Granola's "private by default" notes are visible to anyone with a link and training their AI unless you dig through settings to opt out.
The Summary
- Granola, an AI meeting note-taker, defaults to link-shareable notes and uses your content for AI training unless users manually opt out
- The gap between "private by default" marketing and actual default settings exposes how agent economy companies are defining privacy
- Users storing meeting notes with clients, internal strategy, or competitive intel may have exposed sensitive data without realizing it
The Signal
The Granola privacy gap reveals the fundamental tension in the agent economy: these tools only get smarter by eating your data, but most users assume "private" means actually private. Granola's model is textbook growth-stage AI company playbook. Integrate with calendar. Capture audio. Generate structured output. Use that output to train better models. The value loop is clean. But the disclosure loop is murky.

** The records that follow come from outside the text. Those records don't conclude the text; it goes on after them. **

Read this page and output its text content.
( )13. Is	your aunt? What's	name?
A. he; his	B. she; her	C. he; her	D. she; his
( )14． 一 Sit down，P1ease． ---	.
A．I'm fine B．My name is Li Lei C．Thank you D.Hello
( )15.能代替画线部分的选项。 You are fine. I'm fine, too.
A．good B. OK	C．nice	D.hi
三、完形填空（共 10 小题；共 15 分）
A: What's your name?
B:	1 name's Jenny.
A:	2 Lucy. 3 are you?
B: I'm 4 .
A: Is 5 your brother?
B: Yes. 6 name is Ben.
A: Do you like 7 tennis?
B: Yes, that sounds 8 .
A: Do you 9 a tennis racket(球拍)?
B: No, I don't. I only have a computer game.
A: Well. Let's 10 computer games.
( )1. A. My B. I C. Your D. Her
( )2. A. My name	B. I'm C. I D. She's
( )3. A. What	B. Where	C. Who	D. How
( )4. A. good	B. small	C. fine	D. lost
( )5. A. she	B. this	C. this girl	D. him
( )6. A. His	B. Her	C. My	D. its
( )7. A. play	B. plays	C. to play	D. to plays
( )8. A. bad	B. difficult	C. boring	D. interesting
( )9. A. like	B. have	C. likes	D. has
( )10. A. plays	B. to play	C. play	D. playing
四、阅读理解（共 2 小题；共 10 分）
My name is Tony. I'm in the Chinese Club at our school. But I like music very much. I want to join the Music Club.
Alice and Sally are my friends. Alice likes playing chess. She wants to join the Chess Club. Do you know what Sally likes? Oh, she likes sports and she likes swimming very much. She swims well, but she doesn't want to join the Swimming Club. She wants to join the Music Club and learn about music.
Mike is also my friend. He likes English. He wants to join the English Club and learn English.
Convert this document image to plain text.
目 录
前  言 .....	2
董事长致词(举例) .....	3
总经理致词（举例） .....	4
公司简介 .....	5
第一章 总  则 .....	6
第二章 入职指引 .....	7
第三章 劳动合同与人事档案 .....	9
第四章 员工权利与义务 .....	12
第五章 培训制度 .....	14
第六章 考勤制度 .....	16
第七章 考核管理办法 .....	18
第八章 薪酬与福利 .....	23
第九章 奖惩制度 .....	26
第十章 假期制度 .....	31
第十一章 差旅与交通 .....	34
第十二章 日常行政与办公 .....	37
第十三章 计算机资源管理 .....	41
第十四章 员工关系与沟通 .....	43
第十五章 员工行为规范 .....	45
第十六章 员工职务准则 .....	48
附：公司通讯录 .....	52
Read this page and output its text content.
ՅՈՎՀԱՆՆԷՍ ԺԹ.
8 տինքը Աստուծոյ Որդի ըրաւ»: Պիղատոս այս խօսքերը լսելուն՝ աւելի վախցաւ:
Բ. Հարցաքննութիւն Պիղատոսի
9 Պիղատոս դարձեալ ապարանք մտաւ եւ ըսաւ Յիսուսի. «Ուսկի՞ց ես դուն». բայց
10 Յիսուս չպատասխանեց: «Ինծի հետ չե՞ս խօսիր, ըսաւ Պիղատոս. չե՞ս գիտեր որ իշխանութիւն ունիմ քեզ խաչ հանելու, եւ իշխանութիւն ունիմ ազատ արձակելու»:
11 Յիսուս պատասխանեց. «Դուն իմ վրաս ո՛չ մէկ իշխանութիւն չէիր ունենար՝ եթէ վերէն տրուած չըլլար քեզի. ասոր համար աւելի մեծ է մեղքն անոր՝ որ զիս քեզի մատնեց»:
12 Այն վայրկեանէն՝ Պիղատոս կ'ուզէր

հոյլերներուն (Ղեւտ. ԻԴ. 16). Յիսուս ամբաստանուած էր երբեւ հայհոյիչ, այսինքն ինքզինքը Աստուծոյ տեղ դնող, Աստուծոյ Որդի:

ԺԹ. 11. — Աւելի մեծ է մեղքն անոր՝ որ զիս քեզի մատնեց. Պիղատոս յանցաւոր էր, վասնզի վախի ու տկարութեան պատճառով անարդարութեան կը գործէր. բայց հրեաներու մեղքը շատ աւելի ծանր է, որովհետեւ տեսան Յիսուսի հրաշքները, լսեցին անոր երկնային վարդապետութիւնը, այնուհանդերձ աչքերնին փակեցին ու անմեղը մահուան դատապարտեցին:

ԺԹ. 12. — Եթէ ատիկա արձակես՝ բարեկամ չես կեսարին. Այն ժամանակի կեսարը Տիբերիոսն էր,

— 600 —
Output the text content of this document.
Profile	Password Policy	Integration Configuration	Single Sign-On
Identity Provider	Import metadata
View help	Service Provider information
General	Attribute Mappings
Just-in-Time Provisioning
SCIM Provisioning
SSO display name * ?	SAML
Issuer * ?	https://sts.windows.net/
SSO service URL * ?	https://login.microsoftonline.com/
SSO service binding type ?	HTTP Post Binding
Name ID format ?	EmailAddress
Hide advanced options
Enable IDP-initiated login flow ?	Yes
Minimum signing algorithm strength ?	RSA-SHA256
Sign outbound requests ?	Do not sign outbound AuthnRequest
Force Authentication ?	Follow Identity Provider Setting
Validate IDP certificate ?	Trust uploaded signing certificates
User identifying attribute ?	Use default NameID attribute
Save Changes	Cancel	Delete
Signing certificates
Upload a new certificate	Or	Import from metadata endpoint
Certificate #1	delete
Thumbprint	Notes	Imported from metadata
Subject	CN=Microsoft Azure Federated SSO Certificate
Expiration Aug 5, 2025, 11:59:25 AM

"Private by default" in Granola's case means notes live in your account, not that they're access-controlled. Anyone with a link can view them. That's not private in any traditional sense. It's unlisted. The distinction matters because unlisted content can leak through forwarded links, compromised email accounts, or simple human error. If you're taking notes on customer calls, M&A discussions, or product roadmaps, unlisted is nowhere near private enough.
The AI training opt-out is buried in settings. This is the pattern now: companies know users want privacy, so they claim it in marketing, then configure defaults to maximize data collection. Granola uses your notes for internal AI training to improve their models. That's reasonable if disclosed clearly. But when the disclosure is friction and the data collection is frictionless, the power dynamic is obvious.
This is bigger than one note-taking app. Every AI agent touching business workflows faces this trade-off. Better models need training data. Users need privacy. The companies threading this needle honestly, with opt-in defaults and clear disclosure, will build trust. The ones hiding behind "private by default" while defaulting to data collection will eventually face backlash or regulation or both.
The Implication
If you use Granola, go to settings now and change your defaults. If you build AI tools, understand that user trust is a moat and erosion happens fast. The agent economy runs on data, but it can't run on betrayed expectations. Companies that treat "private" as marketing fluff rather than engineering requirement are building on sand. Watch for the backlash here. It's coming.